How business is taking on the challenges and opportunities.
Are businesses globally becoming more complex? Are the causes and effects of complexity the same everywhere? To find out, KPMG interviewed 1,400 business leaders in 22 countries. The results show that complexity has risen to the top of the management agenda as both a challenge and an opportunity.
As part of the BRIC group of countries, Russians often find themselves being compared to the emerging markets of Brazil, India and China. But when it comes to the issues of business complexity, Russians are decidedly more like their regional neighbours in Europe than they are like the BRIC economies.
Complexity rising over past two years
Only one in five Russian businesspeople indicated that business complexity had increased 'very significantly' over the past two years, about the same proportion as in France, Denmark and the Netherlands. Brazil, China and India, however, topped the leader-board in this regard, with anywhere from a third to a half of local respondents saying they had seen very significant increases.
Looking ahead, only 6 percent of Russians expected to see a very significant increase in complexity going forward, versus about a quarter of Chinese and Brazilian respondents, and a third of Indian ones. Again, these results are more in line with European nations such as Italy (2 percent) or Sweden (4 percent).
Causes of complexity
Whereas Russians most commonly agreed with other European nations when identifying non-tax regulation as one of the most prevalent causes of complexity in their current business environment, Chinese, Indian and Brazilian respondents were more likely to point to information management or the increased speed of innovation instead.
However, Russian respondents stand out in this particular area as being significantly less concerned than their global peers: Russians were the least likely nation to anticipate complexity coming from information management (40 percent versus a global norm of 63) or from the increased speed of innovation (34 percent as opposed to 59 percent). They were also half as likely as their global counterparts to cite complexities stemming from operations in foreign countries.
Looking to future causes, however, the pattern begins to change. While 80 percent of Russian respondents thought that non-tax regulation would continue to be one of the root causes of complexity over the next two years, two thirds expected to be concerned about complexities stemming from tax policy, government oversight and information management. Only slightly less of a concern was the increased speed of innovation, at 60 percent.
Almost unanimously (92 percent), Russian businesspeople felt that increased complexity had resulted in more risks for their company to manage, whereas Indian and Chinese respondents tended to cite increased cost, and Brazilians overwhelmingly focused on the need for new skills. Only one third of respondents (34 percent) from Russia felt that they were seeing difficulties in implementing change, and just slightly more (36 percent) admitted having difficulties in making managing decisions as a direct result of complexity.

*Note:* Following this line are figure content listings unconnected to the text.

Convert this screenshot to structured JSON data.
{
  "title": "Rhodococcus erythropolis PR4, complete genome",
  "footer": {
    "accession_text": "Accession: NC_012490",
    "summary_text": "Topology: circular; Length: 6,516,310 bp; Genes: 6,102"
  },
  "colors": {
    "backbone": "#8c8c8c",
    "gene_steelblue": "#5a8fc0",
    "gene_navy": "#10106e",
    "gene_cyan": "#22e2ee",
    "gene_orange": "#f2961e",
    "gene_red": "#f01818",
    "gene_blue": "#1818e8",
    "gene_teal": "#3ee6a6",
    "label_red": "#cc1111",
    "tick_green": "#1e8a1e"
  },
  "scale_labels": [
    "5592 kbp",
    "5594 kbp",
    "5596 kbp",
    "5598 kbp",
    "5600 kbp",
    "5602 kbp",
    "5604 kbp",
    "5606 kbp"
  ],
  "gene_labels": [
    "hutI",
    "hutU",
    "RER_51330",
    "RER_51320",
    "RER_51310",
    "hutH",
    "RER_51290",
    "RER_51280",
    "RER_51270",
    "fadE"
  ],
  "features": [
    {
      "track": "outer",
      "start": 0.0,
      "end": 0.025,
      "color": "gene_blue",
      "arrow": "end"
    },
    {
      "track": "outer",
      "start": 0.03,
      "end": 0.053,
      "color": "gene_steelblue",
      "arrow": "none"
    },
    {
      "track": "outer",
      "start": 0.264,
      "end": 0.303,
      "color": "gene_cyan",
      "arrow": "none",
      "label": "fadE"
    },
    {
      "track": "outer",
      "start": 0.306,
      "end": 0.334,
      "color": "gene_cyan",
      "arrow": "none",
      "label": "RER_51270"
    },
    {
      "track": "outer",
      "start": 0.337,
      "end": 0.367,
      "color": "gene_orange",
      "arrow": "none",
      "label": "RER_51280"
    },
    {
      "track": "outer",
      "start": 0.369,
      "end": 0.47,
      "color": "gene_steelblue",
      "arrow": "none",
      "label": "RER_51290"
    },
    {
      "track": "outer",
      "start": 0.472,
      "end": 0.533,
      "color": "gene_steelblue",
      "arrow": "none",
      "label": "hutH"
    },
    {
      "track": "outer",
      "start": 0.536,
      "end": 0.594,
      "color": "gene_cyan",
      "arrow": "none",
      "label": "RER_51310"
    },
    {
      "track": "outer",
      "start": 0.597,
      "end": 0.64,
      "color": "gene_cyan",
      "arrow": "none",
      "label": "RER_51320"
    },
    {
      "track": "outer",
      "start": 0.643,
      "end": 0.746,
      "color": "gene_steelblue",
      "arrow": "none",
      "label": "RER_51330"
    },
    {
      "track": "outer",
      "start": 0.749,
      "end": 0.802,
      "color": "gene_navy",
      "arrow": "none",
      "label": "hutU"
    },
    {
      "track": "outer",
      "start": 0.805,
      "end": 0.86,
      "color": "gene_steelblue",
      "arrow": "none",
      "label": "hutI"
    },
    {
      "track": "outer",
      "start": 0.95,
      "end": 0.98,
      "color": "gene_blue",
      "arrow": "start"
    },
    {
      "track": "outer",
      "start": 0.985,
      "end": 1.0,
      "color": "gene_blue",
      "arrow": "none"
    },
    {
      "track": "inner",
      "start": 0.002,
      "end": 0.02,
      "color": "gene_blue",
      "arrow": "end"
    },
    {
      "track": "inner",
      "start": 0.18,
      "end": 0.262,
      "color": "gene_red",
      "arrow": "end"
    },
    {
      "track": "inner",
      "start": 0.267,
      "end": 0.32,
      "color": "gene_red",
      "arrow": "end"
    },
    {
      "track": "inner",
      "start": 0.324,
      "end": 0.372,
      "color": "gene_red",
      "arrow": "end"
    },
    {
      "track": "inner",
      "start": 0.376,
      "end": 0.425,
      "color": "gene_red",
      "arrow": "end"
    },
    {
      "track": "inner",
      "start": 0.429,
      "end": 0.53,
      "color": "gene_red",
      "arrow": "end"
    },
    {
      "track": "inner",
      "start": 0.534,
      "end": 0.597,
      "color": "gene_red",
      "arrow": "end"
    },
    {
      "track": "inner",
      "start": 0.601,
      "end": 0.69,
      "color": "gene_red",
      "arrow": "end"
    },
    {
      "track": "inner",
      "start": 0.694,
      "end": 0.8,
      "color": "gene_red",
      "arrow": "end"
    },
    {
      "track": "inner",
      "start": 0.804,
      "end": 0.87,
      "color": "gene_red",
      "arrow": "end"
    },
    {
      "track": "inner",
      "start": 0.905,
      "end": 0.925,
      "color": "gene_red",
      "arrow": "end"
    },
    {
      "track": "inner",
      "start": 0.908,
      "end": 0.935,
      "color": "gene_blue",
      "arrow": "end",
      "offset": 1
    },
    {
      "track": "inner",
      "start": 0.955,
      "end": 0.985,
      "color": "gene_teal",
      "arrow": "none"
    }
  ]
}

In both cases, the Russian result was much lower than the global average.
Optimistic about new opportunities arising from complexity
Businesspeople in Russia tended to be more optimistic than most other Europeans about the potential for complexity to create opportunities for their business. Almost 85 percent of Russians suggested opportunities might be on the horizon, versus Italy and Netherlands at 70 percent or Germany at a pessimistic 53 percent. Almost three quarters of Russian respondents suggested said that complexity would primarily help them do the following four things: create new products (79 percent), expand into new markets (76 percent), make their company more efficient (also 76 percent), and create new and better strategies (74 percent).
To manage complexity, Russian businesspeople favoured two distinct strategies that have driven their responses in the past: improved information management (74 percent) and business reorganization (72 percent).
Far less common were actions related to the outsourcing of functions, changes to HR approaches or investments in foreign markets, with just over half of Russians surveyed indicating that they had used these strategies in the past.
Most important future actions
Looking to the next two years, while information management continued to be the top choice with 72 percent of Russians, the desire to conduct further business reorganization had clearly dissipated and was selected by less than half of Russians as a possible future action.
Our findings suggest that – while the growth trajectory and economic potential of Russia may be more like those of the BRIC countries – the complexities that Russian businesspeople face (and the opportunities and solutions that they expect to take advantage of) tend to place them with the more mature economies of Europe. Nevertheless, Russian businesspeople do not seem to see complexity as a major bar to reorganization, and they welcome the opportunities it presents.